The GOP’s House Majority Is in Big Trouble
The Republican majority is hanging on by a thread, thanks to a series of retirements and George Santos’s expulsion.
Republican politicians are making morbid warnings about the future of the party’s narrow majority in the House in the wake of a mass exodus of their elected officials.
The dwindling GOP caucus is thanks in part to several major retirement announcements, including those of former Speaker Kevin McCarthy, former Speaker Pro Tempore Patrick McHenry, and Representative Bill Johnson, as well as the expulsion of serial fabulist George Santos last week. Those vacancies set the House balance at 219–213 for the time being, meaning that Republicans need a practically united caucus—a rarity—to pass their conservative agenda.
“I can assure you Republican voters didn’t give us the majority to crash the ship,” wrote Representative Marjorie Taylor Greene on X, blaming the Freedom Caucus for inducing the legislative nightmare that ousted McCarthy and stoking division.
“Hopefully no one dies,” she added.
So far, 30 members of the House and seven senators have announced they will not be seeking reelection in 2024, though some seem to be expediting their exit. In a Wall Street Journal op-ed published Wednesday, McCarthy revealed he wouldn’t even wait until the end of his term to ditch Capitol Hill, opting instead to vacate his seat by the end of the month.
But the retreat might be about more than just a legislative migraine. In recent years, Republican officials have become increasingly incensed by a lack of action by their party on Capitol Hill, voicing anxieties about returning to the campaign trail empty-handed.

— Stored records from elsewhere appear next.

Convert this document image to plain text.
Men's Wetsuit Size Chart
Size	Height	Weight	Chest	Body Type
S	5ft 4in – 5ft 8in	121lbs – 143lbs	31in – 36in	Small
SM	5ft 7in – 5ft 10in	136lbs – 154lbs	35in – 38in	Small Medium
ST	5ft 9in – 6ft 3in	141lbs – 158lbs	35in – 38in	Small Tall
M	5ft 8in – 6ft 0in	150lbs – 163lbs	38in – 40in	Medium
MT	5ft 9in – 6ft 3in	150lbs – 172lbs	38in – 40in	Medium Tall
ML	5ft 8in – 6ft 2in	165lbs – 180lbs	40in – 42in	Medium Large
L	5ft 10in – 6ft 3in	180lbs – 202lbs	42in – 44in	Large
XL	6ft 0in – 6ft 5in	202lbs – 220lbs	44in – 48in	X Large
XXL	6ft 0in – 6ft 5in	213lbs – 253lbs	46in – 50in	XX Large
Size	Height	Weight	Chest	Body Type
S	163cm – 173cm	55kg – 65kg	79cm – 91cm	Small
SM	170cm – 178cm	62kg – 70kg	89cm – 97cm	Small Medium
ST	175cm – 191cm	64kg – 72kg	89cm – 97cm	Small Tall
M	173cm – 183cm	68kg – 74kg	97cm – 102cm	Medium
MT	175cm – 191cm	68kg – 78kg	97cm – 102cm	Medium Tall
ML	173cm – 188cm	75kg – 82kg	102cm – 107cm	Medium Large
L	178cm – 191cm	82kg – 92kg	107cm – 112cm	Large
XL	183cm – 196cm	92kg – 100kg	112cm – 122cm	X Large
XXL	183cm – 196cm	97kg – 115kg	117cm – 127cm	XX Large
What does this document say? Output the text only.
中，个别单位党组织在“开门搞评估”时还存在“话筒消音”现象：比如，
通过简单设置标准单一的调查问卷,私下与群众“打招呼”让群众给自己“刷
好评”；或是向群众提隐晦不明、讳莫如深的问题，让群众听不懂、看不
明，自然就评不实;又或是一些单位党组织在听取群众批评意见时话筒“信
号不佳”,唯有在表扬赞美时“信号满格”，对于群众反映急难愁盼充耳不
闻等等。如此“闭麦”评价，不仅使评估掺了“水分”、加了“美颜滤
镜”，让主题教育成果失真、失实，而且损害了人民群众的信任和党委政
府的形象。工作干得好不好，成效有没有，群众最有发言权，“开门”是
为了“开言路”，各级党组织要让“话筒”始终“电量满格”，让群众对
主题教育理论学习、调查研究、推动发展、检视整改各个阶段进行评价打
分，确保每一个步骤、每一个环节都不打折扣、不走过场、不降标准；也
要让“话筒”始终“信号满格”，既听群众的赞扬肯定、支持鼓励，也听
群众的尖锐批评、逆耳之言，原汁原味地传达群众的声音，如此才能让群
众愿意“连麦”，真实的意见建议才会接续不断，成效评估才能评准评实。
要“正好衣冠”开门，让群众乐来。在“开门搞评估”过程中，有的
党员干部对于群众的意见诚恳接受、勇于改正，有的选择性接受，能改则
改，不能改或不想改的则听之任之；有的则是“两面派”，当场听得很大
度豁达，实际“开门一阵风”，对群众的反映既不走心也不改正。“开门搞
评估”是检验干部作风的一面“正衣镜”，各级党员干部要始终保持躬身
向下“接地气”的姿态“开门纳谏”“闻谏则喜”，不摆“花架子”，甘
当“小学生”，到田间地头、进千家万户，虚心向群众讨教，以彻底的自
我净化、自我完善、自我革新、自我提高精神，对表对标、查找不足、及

“One thing. I want my Republican colleagues to give me one thing. One. That I can go campaign on and say we did,” lamented Texas Representative Chip Roy during a speech on the House floor last month, coming down hard on former President Donald Trump for failing to act on border security while wielding a Republican majority in the White House and both chambers of Congress.
“Anybody sitting in the complex, if you want to come down to the floor and come explain to me one material, meaningful, significant thing the Republican majority has done besides well, ‘I guess it’s not as bad as the Democrats,’” Roy added.